Polycystic ovarian syndrome (PCOS) is a common condition among women of child-bearing age in which levels of estrogen and progesterone hormones are out of balance. This imbalance causes the growth of cysts on a woman’s ovaries which can lead to issues with her menstrual cycle, fertility, outward appearance and even cardiac function.

A vast amount of research on PCOS has revealed that genetic, epigenetic, endocrine, metabolic and environmental factors may all be contributing to the development of this puzzling disorder. PCOS currently affects around 5 million women in the United States and although the precise cause is still unknown, medical professionals believe that women are more likely to develop the condition if their mother or sister has also suffered from it.

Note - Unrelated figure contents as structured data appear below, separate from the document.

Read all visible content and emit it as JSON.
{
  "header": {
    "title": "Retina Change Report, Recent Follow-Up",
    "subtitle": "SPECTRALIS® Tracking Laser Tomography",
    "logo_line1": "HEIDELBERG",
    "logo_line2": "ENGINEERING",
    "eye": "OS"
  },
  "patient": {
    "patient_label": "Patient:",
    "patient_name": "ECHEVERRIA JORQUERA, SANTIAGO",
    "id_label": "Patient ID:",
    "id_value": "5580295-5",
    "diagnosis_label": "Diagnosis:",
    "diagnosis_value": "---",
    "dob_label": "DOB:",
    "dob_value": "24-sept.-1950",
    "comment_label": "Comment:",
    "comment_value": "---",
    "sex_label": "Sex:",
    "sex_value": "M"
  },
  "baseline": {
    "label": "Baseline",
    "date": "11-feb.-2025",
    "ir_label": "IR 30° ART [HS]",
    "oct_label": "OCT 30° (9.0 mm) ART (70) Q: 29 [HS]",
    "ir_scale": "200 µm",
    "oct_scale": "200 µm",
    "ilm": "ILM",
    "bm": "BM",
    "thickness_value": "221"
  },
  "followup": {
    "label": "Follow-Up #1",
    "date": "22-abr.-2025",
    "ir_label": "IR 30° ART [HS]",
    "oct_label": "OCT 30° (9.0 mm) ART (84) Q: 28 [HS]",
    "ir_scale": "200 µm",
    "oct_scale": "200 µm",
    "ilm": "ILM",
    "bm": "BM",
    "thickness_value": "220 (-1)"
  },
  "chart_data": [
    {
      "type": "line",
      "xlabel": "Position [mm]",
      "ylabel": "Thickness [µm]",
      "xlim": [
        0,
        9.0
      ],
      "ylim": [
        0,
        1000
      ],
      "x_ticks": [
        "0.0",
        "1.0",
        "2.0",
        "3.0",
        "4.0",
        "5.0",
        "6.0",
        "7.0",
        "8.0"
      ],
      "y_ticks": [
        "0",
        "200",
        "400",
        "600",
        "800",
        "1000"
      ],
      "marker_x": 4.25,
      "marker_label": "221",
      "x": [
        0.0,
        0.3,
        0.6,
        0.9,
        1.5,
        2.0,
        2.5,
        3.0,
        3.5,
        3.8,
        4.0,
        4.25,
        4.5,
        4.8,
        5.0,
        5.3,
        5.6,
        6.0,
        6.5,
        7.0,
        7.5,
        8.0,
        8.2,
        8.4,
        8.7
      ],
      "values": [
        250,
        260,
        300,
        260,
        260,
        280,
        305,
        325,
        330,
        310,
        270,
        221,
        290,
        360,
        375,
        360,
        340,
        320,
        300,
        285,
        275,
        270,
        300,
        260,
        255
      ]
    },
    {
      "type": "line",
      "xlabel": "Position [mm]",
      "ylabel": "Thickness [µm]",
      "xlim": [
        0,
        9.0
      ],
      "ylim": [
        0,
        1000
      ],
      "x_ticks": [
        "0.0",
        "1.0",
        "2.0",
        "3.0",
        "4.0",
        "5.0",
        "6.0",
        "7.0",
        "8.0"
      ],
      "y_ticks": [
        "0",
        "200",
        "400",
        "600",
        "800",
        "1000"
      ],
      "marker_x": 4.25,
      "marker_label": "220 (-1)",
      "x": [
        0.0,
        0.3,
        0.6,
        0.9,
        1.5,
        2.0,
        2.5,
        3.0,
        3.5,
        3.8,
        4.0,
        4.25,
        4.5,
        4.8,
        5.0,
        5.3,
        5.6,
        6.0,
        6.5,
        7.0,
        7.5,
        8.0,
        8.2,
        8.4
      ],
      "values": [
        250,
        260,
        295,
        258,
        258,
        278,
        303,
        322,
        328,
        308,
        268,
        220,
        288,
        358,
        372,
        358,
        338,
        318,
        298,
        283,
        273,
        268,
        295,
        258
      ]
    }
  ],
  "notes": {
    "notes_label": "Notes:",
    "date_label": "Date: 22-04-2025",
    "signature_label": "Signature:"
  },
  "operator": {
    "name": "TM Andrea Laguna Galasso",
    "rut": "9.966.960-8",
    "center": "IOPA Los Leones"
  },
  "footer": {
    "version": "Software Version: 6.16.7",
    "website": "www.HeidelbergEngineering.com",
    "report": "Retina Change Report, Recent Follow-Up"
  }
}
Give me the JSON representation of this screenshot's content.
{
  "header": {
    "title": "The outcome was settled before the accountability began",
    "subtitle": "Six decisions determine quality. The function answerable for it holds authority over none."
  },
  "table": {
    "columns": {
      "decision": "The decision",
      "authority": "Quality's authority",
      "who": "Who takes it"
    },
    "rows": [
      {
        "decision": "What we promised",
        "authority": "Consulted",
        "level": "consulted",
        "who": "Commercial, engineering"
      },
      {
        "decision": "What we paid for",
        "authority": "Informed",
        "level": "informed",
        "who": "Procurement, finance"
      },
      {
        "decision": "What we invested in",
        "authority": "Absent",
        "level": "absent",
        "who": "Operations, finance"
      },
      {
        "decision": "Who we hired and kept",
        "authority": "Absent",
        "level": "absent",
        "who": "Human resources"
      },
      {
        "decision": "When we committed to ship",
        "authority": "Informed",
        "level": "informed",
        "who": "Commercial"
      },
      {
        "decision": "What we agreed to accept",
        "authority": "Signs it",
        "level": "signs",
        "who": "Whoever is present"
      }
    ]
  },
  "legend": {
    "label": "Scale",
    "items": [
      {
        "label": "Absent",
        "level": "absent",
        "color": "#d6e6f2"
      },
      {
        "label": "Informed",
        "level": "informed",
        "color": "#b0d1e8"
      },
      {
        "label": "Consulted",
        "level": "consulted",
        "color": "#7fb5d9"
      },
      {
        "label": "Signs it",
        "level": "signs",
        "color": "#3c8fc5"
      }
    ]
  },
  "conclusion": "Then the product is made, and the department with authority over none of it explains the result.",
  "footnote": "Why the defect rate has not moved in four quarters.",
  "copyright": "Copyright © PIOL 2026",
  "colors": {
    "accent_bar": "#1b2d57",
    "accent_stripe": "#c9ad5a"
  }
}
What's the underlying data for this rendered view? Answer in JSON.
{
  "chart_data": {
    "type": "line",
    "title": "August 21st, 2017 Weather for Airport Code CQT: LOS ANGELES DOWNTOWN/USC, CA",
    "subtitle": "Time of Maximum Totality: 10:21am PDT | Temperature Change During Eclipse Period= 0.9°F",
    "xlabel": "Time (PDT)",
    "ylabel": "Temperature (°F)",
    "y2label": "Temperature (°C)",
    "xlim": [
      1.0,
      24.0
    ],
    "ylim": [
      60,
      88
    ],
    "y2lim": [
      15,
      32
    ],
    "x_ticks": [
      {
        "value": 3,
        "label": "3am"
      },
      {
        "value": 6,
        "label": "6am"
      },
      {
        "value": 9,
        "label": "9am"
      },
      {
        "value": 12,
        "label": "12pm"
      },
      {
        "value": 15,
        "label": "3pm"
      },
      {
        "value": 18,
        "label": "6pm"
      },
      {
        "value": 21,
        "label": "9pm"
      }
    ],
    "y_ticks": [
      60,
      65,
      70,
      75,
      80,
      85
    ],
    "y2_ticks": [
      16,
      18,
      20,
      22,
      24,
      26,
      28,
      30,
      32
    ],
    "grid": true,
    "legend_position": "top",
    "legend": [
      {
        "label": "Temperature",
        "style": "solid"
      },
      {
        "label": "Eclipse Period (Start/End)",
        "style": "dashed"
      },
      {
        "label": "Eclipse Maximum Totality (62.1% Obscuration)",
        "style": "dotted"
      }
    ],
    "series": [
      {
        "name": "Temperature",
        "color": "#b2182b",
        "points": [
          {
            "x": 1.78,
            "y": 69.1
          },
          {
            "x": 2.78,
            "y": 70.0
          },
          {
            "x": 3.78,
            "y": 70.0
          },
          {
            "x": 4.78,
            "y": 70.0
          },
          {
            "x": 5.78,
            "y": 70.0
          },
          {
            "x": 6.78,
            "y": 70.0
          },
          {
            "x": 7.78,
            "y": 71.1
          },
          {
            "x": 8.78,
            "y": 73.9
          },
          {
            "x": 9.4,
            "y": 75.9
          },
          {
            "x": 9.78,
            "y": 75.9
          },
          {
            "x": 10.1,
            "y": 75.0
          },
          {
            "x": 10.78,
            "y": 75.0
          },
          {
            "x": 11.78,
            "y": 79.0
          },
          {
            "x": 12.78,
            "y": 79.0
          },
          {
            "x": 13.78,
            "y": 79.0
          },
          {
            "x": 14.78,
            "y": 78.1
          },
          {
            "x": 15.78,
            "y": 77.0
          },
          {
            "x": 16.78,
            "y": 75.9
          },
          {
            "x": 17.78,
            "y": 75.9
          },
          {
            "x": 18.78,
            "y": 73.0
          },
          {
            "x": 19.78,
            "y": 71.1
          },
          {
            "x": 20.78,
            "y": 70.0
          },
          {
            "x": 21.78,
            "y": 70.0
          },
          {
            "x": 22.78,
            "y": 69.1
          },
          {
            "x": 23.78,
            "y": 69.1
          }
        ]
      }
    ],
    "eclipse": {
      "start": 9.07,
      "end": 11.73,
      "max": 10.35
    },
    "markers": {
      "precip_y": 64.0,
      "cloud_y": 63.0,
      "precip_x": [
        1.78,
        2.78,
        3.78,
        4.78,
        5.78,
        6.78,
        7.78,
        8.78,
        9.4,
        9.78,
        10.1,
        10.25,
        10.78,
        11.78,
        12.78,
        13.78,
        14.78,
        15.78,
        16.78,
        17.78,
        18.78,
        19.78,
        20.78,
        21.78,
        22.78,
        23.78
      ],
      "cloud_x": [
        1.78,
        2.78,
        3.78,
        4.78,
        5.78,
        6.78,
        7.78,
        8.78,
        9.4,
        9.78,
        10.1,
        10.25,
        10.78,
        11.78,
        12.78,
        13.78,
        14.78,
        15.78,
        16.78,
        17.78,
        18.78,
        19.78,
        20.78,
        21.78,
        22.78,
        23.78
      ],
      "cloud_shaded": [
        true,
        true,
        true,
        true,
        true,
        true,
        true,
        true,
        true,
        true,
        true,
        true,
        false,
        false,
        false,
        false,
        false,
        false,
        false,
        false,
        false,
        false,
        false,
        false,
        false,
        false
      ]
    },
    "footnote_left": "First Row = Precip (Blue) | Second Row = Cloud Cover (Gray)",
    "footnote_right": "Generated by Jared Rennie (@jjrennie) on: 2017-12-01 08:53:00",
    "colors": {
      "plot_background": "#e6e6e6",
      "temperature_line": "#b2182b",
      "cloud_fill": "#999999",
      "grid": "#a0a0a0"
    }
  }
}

While it is always important to consult your doctor about serious conditions, there are a few well recognized diet and lifestyle changes that can help reduce the severity and prevalence of PCOS symptoms.

1. Balance Your Daily Intake Of Protein & Carbohydrates

One contributing factor to PCOS may be an overproduction of the hormone androgen. This can affect the development and release of eggs during ovulation. Excess insulin, the hormone that helps convert sugar and starch into energy, is linked to higher-than-normal androgen levels.

Eating equal amounts of protein and carbohydrates assists in keeping your insulin levels even, therefore maintaining a healthy balance of hormones. The type of carbohydrates that you eat is also an important factor in this process. Try to consume only wholegrain, or sprouted grain products as they naturally contain more protein and fiber than their processed equivalents. Avoid heavily processed carbohydrates such as white flour and white rice as these cause a spike in insulin levels, while providing almost no nutrient value.

Fiber is another important element that assists in managing PCOS, as it slows the digestion of sugars within the body. This reduces the severity of a spike in insulin and promotes healthy estrogen metabolism, which assists in lowering androgen levels. Some of the best sources of fiber include broccoli, celery, leafy greens, apples, and wholegrains.